Llegué un 15 de agosto al mediodía. Nada más llegar, ya viví mi primera de muchas aventuras, en el metro. Allí tenía que coger el tren lanzadera de la terminal JFK hasta Jamaica Station, donde enlazaría con el metro hasta Times Square. Al llegar me encontré con varias estaciones cerradas, por lo que me las tuve que apañar para coger un autobús hasta la siguiente estación abierta. El resultado, una inesperada e improvisada ¡ruta turística por Queens! Pese a la preocupación del primer momento, una vez sales del subway y ves esos rascacielos interminables, la sensación es increíble…

Más que lo que sentí… sería lo que no sentí. En ningún momento tuve la sensación de estar sola, siempre hay alguien que te da conversación o pregunta si necesitas alguna cosa.
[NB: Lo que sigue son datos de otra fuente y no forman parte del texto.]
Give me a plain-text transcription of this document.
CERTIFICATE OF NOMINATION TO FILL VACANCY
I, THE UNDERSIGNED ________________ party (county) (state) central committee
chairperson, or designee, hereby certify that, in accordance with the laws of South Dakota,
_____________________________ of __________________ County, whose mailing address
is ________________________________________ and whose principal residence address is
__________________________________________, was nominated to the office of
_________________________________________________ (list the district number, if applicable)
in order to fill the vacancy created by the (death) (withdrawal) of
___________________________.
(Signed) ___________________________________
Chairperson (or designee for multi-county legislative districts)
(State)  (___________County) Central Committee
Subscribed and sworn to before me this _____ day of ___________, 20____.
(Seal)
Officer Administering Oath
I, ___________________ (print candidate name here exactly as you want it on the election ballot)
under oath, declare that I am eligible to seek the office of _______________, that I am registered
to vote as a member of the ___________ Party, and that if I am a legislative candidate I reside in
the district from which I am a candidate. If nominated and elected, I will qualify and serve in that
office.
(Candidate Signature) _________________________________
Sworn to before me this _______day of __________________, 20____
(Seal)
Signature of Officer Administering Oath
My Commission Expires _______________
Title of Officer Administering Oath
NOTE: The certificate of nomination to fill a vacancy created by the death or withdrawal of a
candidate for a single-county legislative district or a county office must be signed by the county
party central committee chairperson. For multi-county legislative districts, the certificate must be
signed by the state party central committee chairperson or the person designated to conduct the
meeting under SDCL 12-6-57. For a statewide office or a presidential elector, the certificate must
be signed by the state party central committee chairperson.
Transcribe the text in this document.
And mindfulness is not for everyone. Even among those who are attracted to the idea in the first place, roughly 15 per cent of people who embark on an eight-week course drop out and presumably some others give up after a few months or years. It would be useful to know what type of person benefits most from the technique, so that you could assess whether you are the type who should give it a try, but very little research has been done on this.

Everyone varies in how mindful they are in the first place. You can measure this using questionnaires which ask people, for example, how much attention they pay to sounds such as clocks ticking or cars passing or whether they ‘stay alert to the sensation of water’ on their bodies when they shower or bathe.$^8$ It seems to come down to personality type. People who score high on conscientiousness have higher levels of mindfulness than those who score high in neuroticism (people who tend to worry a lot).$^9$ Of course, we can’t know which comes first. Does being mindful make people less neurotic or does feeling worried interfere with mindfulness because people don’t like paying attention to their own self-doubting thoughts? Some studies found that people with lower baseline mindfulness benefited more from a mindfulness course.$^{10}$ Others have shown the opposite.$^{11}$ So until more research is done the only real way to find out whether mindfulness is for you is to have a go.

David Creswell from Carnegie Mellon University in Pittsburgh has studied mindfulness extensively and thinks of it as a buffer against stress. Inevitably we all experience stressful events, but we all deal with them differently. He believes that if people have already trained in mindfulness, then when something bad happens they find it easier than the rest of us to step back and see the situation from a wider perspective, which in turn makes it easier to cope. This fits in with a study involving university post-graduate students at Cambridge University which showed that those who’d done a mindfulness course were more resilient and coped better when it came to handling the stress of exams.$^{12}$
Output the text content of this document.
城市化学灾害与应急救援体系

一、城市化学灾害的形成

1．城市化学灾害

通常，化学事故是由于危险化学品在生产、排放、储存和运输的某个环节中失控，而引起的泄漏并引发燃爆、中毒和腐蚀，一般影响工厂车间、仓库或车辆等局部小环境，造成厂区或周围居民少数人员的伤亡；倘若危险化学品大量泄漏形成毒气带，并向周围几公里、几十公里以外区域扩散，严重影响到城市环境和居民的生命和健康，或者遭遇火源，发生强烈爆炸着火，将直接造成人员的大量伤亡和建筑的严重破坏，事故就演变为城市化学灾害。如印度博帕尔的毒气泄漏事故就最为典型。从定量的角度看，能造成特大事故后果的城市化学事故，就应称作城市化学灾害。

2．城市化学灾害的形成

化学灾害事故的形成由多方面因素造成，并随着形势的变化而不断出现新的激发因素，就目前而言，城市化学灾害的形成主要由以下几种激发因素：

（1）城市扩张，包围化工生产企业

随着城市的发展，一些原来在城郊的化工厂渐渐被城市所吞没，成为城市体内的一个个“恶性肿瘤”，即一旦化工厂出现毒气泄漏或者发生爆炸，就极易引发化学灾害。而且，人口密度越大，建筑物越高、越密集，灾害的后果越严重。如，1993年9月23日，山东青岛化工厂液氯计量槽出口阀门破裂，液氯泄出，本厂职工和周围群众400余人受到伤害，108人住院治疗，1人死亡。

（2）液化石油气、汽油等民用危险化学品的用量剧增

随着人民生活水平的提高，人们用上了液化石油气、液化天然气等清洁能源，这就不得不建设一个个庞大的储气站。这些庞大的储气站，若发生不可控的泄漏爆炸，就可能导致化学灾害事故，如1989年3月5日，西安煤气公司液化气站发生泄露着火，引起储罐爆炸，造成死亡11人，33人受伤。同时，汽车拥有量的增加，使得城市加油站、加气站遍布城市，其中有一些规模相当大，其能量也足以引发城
Por ejemplo: allí conocí a una chica de 19 años china que casualmente también estaba viajando sola, por lo que aprovechamos para pasar la tarde en compañía; mi compañero de piso me invitó a su fiesta de cumpleaños y con él  fui a ver un musical en Broadway; o una mujer que me explicó sitios para visitar por Little Italy o el SoHo, y de paso me invitó a ir a su iglesia al día siguiente… entre otros.

Me alojé en un apartamento compartido a dos avenidas de Times Square, en la 9th Avenue con la 44th.

Para mí también ha sido un antes y un después. Es más, creo que una pequeña parte de mí se ha quedado allí, o al menos, es la sensación que tuve de camino al aeropuerto. Solo el hecho de viajar ya te abre la mente y permite ver las cosas de forma diferente. Si encima es sola y a una ciudad como Nueva York, te cambia sí o sí.

Aprovecha la oportunidad, tanto si quieres ir a visitar la ciudad por vacaciones como si necesitas un punto de inflexión en tu vida. NYC nunca decepciona, te genera unas sensaciones que no sentirás en ningún otro sitio, supone abrir la mente a otras maneras de pensar o hacer. Una filosofía de vida diferente. Ir sola te permitirá poder integrarte de una forma que no harías con más gente. Podrás convertirte en toda una newyorker desde el primer día.